All of this follows necessarily from positing that nothing exists, not even any laws that would constrain what can then happen to that nothing.
For the whole demonstration see Ex Nihilo Onus Merdae Fit.
Comments
A. Your statement is false, the theistic position is that God exists outside of time/space, so there is no t=0 for God, the position is that He is eternal.
B. The atheist needs to defend the position, not mischaracterize the theistic position then appeal to that mischaracterization as a basis for the atheist position.
=======
"In fact, almost anything else would be more likely"
--based on what? you are just making an unsupported statement of opinion.
-- FANTASTIC sleight of hand richard!
A. non-existence doesnt beget anything, literally NOTHING can happen.non-existence means there is no causal action present.

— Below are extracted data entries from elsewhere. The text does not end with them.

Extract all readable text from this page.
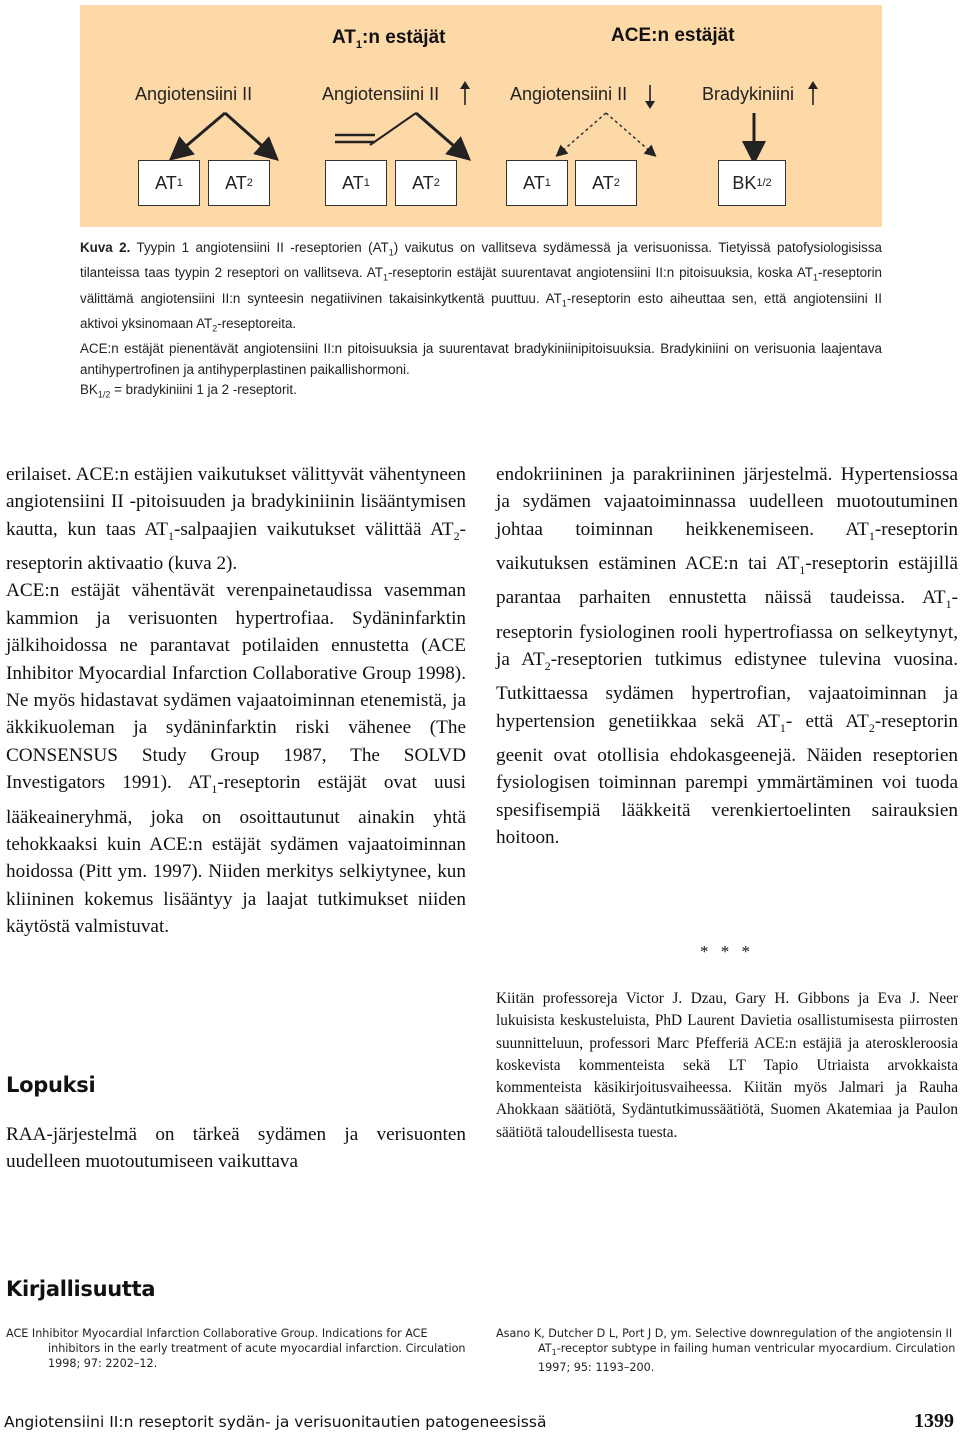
$AT_1:n$ estäjät	ACE:n estäjät
Angiotensiini II	Angiotensiini II	Angiotensiini II	Bradykiniini
AT 1 AT 2	AT 1 AT 2	AT 1 AT 2	BK 1/2
Kuva 2. Tyypin 1 angiotensiini II -reseptorien $(AT_1)$ vaikutus on vallitseva sydämessä ja verisuonissa. Tietyissä patofysiologisissa tilanteissa taas tyypin 2 reseptori on vallitseva. $AT_1$-reseptorin estäjät suurentavat angiotensiini II:n pitoisuuksia, koska $AT_1$-reseptorin välittämä angiotensiini II:n synteesin negatiivinen takaisinkytkentä puuttuu. $AT_1$-reseptorin esto aiheuttaa sen, että angiotensiini II aktivoi yksinomaan $AT_2$-reseptoreita.
ACE:n estäjät pienentävät angiotensiini II:n pitoisuuksia ja suurentavat bradykiniinipitoisuuksia. Bradykiniini on verisuonia laajentava antihypertrofinen ja antihyperplastinen paikallishormoni.
$BK_{1/2}$ = bradykiniini 1 ja 2 -reseptorit.

erilaiset. ACE:n estäjien vaikutukset välittyvät vähentyneen angiotensiini II -pitoisuuden ja bradykiniinin lisääntymisen kautta, kun taas $AT_1$-salpaajien vaikutukset välittää $AT_2$-reseptorin aktivaatio (kuva 2).

ACE:n estäjät vähentävät verenpainetaudissa vasemman kammion ja verisuonten hypertrofiaa. Sydäninfarktin jälkihoidossa ne parantavat potilaiden ennustetta (ACE Inhibitor Myocardial Infarction Collaborative Group 1998). Ne myös hidastavat sydämen vajaatoiminnan etenemistä, ja äkkikuoleman ja sydäninfarktin riski vähenee (The CONSENSUS Study Group 1987, The SOLVD Investigators 1991). $AT_1$-reseptorin estäjät ovat uusi lääkeaineryhmä, joka on osoittautunut ainakin yhtä tehokkaaksi kuin ACE:n estäjät sydämen vajaatoiminnan hoidossa (Pitt ym. 1997). Niiden merkitys selkiytynee, kun kliininen kokemus lisääntyy ja laajat tutkimukset niiden käytöstä valmistuvat.

Lopuksi

RAA-järjestelmä on tärkeä sydämen ja verisuonten uudelleen muotoutumiseen vaikuttava

endokriininen ja parakriininen järjestelmä. Hypertensiossa ja sydämen vajaatoiminnassa uudelleen muotoutuminen johtaa toiminnan heikkenemiseen. $AT_1$-reseptorin vaikutuksen estäminen ACE:n tai $AT_1$-reseptorin estäjillä parantaa parhaiten ennustetta näissä taudeissa. $AT_1$-reseptorin fysiologinen rooli hypertrofiassa on selkeytynyt, ja $AT_2$-reseptorien tutkimus edistynee tulevina vuosina. Tutkittaessa sydämen hypertrofian, vajaatoiminnan ja hypertension genetiikkaa sekä $AT_1-$ että $AT_2$-reseptorin geenit ovat otollisia ehdokasgeenejä. Näiden reseptorien fysiologisen toiminnan parempi ymmärtäminen voi tuoda spesifisempiä lääkkeitä verenkiertoelinten sairauksien hoitoon.

* * *
Kiitän professoreja Victor J. Dzau, Gary H. Gibbons ja Eva J. Neer lukuisista keskusteluista, PhD Laurent Davietia osallistumisesta piirrosten suunnitteluun, professori Marc Pfefferiä ACE:n estäjiä ja ateroskleroosia koskevista kommenteista sekä LT Tapio Utriaista arvokkaista kommenteista käsikirjoitusvaiheessa. Kiitän myös Jalmari ja Rauha Ahokkaan säätiötä, Sydäntutkimussäätiötä, Suomen Akatemiaa ja Paulon säätiötä taloudellisesta tuesta.
Kirjallisuutta
ACE Inhibitor Myocardial Infarction Collaborative Group. Indications for ACE inhibitors in the early treatment of acute myocardial infarction. Circulation 1998; 97: 2202–12.
Asano K, Dutcher D L, Port J D, ym. Selective downregulation of the angiotensin II $AT_1$-receptor subtype in failing human ventricular myocardium. Circulation 1997; 95: 1193–200.
Angiotensiini II:n reseptorit sydän- ja verisuonitautien patogeneesissä	1399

B. If as you are claiming "anything is possible with non-existence", then we would be seeing things "pop" into existence all the time as there would be no constraint on existence springing from non-existence. Our experience is quite the opposite however, we never see non-existence creating anything.
======
"From this it follows that a vast multiverse is the inevitable outcome of any absolute nothing-state. "
-- see observation #B above, why dont we see this all the time then? ;-)
-- there is no such thing as "something having a nothing state", this is a serious miss-characterization on your part. non-existence isn't a state.
Dark isn't a state of "lightness", it's the absence of light.
non-existence isn't an state of existence, it's the absence of existence.
=====
"All of this follows necessarily from positing that nothing exists"
-- Richard: this is your fundamental problem, the fundamental flaw in all your reasoning, "nothing" doesn't exist at all, "nothing" is the absence of existence.
As such, it is impossible for "nothing" (non-existence, the absence of everything) to "do" anything.
To know that an action has occurred, the state of affairs before and after the action must be different. "Before" and "after" indicate that time has passed.
Existence outside of time and space is incoherent nonsense.
You cannot refer to absolute nothing as it. It entails existence while absolute nothing is non-existence.